Background/aims: The aim of this study was to investigate the hypertrophic effect of portal embolization in various types of liver and clarify useful variables, for predicting efficacy of portal embolization.
Methodology: Portal embolization was performed for 46 patients with hepatocellular carcinoma (n = 30), biliary tract cancer (n = 9), or metastatic liver tumors (n = 7). The hypertrophic effect of portal embolization in relation to diseases, clinical liver conditions, histological fibrosis, and liver function were examined.
Results: The hypertrophic effect of portal embolization was impaired in the patients with hepatocellular carcinoma, chronic hepatitis/cirrhotic liver, and advanced liver fibrosis.

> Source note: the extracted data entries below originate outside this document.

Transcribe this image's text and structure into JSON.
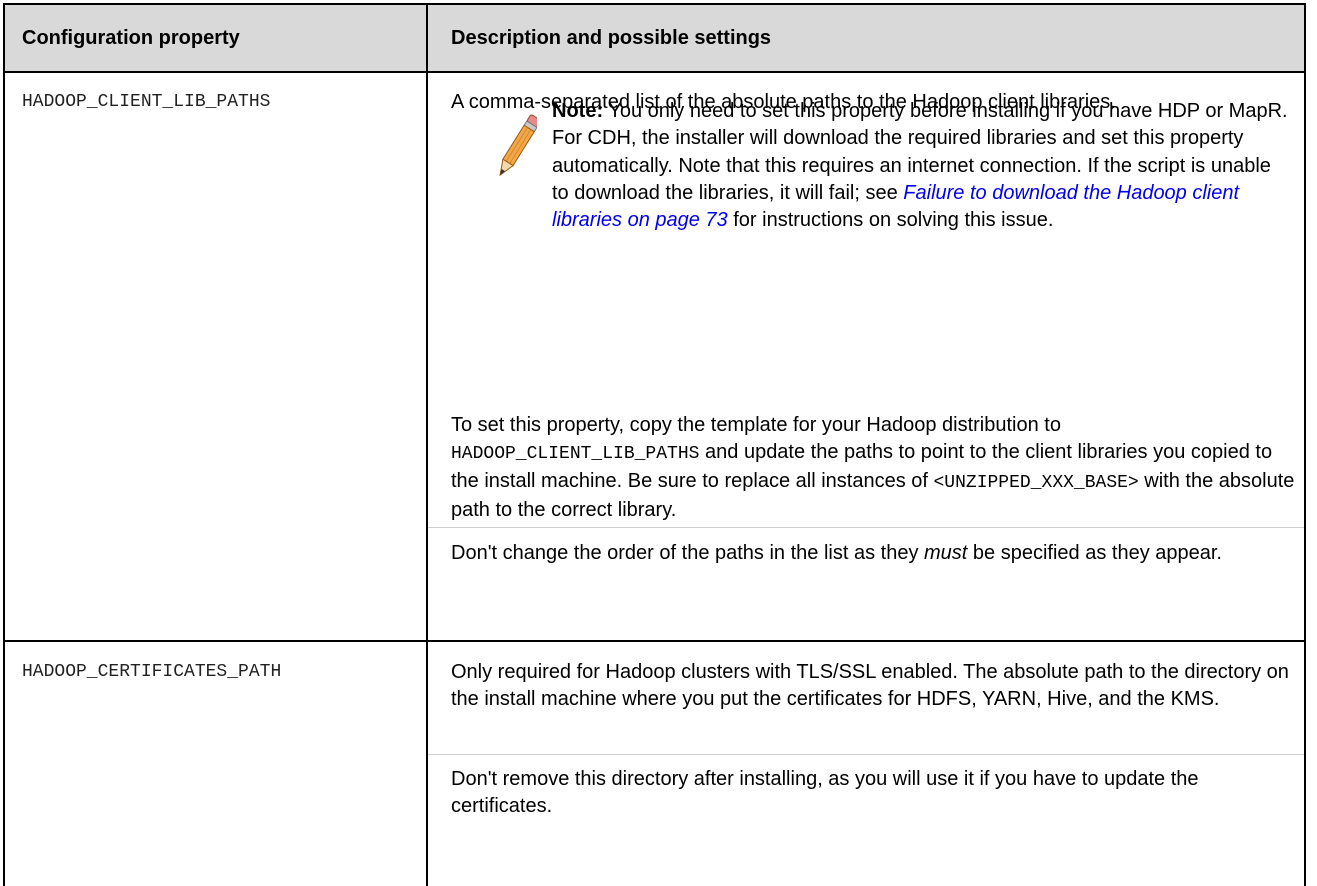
{
  "headers": {
    "property": "Configuration property",
    "description": "Description and possible settings"
  },
  "rows": [
    {
      "property": "HADOOP_CLIENT_LIB_PATHS",
      "intro": "A comma-separated list of the absolute paths to the Hadoop client libraries.",
      "note_label": "Note:",
      "note_text_1": "You only need to set this property before installing if you have HDP or MapR. For CDH, the installer will download the required libraries and set this property automatically. Note that this requires an internet connection. If the script is unable to download the libraries, it will fail; see ",
      "note_link": "Failure to download the Hadoop client libraries on page 73",
      "note_text_2": " for instructions on solving this issue.",
      "para2_a": "To set this property, copy the template for your Hadoop distribution to",
      "para2_code1": "HADOOP_CLIENT_LIB_PATHS",
      "para2_b": "and update the paths to point to the client libraries you copied to the install machine. Be sure to replace all instances of",
      "para2_code2": "<UNZIPPED_XXX_BASE>",
      "para2_c": "with the absolute path to the correct library.",
      "para3_a": "Don't change the order of the paths in the list as they",
      "para3_em": "must",
      "para3_b": "be specified as they appear."
    },
    {
      "property": "HADOOP_CERTIFICATES_PATH",
      "para1": "Only required for Hadoop clusters with TLS/SSL enabled. The absolute path to the directory on the install machine where you put the certificates for HDFS, YARN, Hive, and the KMS.",
      "para2": "Don't remove this directory after installing, as you will use it if you have to update the certificates."
    }
  ]
}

ICGR15 (indocyanine green dye retention rate at 15 minutes) was revealed to be an independent adverse predicting factor. Especially in hepatocellular carcinoma patients, platelet count was significantly correlated with the hypertrophy ratio. In patients who underwent major hepatectomy for hepatocellular carcinoma, not only the incidences of posthepatectomy liver failure but also survival rate were similar between patients with and without portal embolization, although patients with portal embolization originally had a limited liver function.
Conclusions: Preoperative portal embolization made major hepatectomy possible in hepatocellular carcinoma patients, although portal embolization was less effective compared with other diseases. ICGR15 and platelet count may be novel variables to predict the hypertrophic effect of portal embolization in all and hepatocellular carcinoma patients, respectively.